第31話 蘭々1 追っかけ
時根さんと空尾さんの野球能力は人間離れしている。
変身生物かもしれない。
私はふたりのことを中学時代から知っている。
彼らは隣の中学校の野球部員で、地区大会でうちの学校の野球部を負かした。
「
気になって、次の試合を見に行った。
空尾さんは小気味よく速球を決めつづけ、ヒットを1本しか許さなかった。
時根さんは特大のホームランを2本も打った。
「ふたりとも本当にすごい……」と私はバックネット裏の席でつぶやいた。
青鷺中野球部の動向をチェックするようになり、試合は欠かさず見た。
時根さんはあんなに才能のあるホームランバッターなのに、飾らない控えめな性格であるという噂を耳にした。
キャッチングが上手くて、捕手としても優れているのがわかってきた。
顔立ちは地味だが、なにげに整っている。
ファンになった。
私はたまに青鷺中野球部の練習を見に行くようにさえなった。
そのとき、時根さんが空尾さんをやさしい目で見ているのに気づいた。
彼は彼女が好きなんだ。
それがわかった瞬間、なぜだか私は恋に落ちた。
失恋確定なのに、時根さんが好きになってしまったのだ。
恋だからどうしようもない。制御することなんてできない。
同じ高校に行くために、時根さんと同じ中学の男子生徒に近づいて、彼の成績を調べてもらった。バカだと思われるかもしれないが、時根さんに近づいて、直接訊くことは恥ずかしくてできなかった。
彼は青十字高校に進学しそうだという予想がついた。
予想がどんぴしゃりと当たり、同じ学校の生徒になれて、すごく嬉しかった。
もちろん高校でも、私は時根さんの動向を追いつづけた。
彼は常に空尾さんと行動を共にしていた。
ふたりは廃部状態の野球部を復活させようとしていた。
同じクラスの志賀さんが野球部に入部した。時根さんは吃音でしゃべる彼女にも、やさしい目を向けるようになった。
羨ましい! 私もあんな目で見られたい。彼と同じ空気を吸いたい。
あとひとりで部員が9人になるという局面で、私は衝動的な行動に出た。
時根さんに告白し、お友達になってくださいと頼み、野球部に入ると宣言した。
そのようにして私は、彼と同じグラウンドで野球の練習に精を出すようになったのだ。
同じ部で過ごし、時根さんはやっぱり空尾さんにぞっこんだと骨の髄まで知るのはつらかったが、彼の打球を間近で見られるのはしあわせなことだった。
美しく大きな放物線が空をゆく。
「綺麗な打球ですね」と彼に言う。
「そうかな。まあ大きなフライというのは、綺麗なものかもしれないね」と彼は答える。
「時根さんのホームランはただのフライではありません。芸術的な飛球なんです」
「大袈裟だなあ」
少し照れたように笑う。
彼が好きで好きで堪らない。
「野球部にすごい選手がふたりいるの」と父に伝えた。
「どのくらいすごいんだ?」
「抜群にすごいのよ。高校生離れしているわ」
「人間離れしていないか?」
「しているかもしれない。ホームランを量産しそうな高1男子とプロ級の速球と変化球を投げる高1女子」
「そいつらはきっと変身生物だ。世界の敵だ」
父は内閣府の官僚で、変身生物撲滅をめざす派閥に属している。
変身生物はすでに人類世界を支配していて、国会議員の多くが変身生物そのものかその影響下にあり、やつらに手を出すのはむずかしくなっている、と父は言う。
「しかし人類は断固として、変身生物に抵抗していかなくてはならないんだ。さもなくば、人類は滅ぼされてしまう」というのが父の主張だ。
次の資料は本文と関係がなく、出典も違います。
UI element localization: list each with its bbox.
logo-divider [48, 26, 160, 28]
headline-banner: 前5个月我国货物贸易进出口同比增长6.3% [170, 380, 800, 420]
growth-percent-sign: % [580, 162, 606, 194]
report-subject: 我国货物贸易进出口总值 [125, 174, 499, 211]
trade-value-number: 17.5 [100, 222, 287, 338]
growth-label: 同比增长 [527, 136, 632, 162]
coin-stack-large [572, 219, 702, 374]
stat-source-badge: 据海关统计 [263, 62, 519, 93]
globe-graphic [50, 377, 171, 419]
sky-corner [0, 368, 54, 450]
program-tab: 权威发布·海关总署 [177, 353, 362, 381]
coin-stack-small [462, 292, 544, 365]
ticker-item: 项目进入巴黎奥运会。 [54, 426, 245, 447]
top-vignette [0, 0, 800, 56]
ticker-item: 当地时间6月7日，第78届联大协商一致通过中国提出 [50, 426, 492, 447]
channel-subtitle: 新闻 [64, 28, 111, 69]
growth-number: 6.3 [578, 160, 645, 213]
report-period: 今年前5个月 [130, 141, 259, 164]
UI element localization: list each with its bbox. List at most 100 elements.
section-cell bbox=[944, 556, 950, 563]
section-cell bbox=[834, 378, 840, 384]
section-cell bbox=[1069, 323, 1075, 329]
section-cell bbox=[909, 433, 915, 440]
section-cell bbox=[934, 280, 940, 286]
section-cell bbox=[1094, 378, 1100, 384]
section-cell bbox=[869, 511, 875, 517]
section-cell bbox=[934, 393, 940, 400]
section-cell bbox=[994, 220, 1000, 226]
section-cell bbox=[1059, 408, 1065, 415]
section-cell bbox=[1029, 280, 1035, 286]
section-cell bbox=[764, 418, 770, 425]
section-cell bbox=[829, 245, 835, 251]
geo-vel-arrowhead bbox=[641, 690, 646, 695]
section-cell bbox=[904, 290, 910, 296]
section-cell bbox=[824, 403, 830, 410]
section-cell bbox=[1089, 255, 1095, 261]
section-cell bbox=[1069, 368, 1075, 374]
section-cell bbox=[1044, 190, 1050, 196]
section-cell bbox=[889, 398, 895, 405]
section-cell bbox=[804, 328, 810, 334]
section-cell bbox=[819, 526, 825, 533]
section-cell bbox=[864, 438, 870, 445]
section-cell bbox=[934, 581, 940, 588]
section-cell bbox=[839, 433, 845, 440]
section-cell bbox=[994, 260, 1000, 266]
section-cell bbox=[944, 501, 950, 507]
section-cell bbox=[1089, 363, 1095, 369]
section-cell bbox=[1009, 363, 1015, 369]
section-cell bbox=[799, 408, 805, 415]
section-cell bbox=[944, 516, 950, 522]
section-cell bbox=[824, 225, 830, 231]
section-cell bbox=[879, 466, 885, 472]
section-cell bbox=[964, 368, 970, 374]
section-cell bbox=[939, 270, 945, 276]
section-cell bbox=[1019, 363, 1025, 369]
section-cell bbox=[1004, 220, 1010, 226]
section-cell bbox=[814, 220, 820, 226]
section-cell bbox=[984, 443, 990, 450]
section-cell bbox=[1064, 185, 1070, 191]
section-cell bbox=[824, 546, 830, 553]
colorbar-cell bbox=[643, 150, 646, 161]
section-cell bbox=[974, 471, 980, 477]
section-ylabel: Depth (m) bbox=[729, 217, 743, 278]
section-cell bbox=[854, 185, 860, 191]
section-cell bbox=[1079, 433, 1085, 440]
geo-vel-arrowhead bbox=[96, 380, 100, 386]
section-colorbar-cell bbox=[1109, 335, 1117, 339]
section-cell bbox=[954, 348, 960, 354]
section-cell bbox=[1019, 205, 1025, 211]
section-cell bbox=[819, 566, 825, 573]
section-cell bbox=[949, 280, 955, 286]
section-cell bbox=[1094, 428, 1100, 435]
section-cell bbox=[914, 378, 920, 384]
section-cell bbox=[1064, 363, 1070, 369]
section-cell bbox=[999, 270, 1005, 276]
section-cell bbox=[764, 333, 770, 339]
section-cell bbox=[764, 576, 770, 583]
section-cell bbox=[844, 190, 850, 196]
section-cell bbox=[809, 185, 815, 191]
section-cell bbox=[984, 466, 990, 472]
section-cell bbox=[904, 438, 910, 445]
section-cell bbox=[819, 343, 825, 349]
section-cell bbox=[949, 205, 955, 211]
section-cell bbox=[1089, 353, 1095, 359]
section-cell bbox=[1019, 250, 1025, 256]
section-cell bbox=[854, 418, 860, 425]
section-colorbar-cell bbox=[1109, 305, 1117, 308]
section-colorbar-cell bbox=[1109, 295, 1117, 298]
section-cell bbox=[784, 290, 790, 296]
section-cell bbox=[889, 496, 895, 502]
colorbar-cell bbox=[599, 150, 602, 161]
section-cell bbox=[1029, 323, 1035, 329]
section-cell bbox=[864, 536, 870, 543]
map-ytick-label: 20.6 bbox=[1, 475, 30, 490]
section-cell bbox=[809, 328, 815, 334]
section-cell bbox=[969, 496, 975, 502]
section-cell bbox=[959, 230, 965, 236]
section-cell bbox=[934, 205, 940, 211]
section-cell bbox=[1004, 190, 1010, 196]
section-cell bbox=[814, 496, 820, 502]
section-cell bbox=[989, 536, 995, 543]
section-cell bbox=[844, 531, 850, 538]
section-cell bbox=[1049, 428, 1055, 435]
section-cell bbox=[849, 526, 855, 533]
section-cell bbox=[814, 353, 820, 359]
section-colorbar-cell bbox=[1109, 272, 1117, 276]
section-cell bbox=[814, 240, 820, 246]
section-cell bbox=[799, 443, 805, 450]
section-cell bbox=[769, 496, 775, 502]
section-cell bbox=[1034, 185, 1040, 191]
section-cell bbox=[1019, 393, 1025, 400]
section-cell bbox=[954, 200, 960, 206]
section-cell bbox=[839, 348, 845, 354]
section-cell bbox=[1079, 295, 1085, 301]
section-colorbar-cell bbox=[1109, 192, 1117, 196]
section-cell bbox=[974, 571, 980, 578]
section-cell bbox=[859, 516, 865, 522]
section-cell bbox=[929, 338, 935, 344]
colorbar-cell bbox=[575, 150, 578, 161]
「さいわいいまの首相は、変身生物撲滅派の声を聞かねばならない立場にある。我々は近く反撃に出る」
「そのとき、変身生物かもしれないうちの高校の生徒はどうなるの?」
「捕らえて、研究所送りにする。できれば殺してしまいたいが、そこまですると我々の身も危うい。変身生物はもう社会に根を張っているから、行動は慎重を要する」
父は追い詰められたような表情をしている。
過激な行動に出てもおかしくないように見える。
クーデターを起こした昭和の青年将校は、こんな感じだったのかもしれない。
父のような人たちが複数いたら、なにかやらかしそうだ。
時根さんと空尾さんは捕まってしまうかもしれない。
私は彼の近くにいたい。
もし時根さんが研究所送りになったら、そこを訪問したいと思う。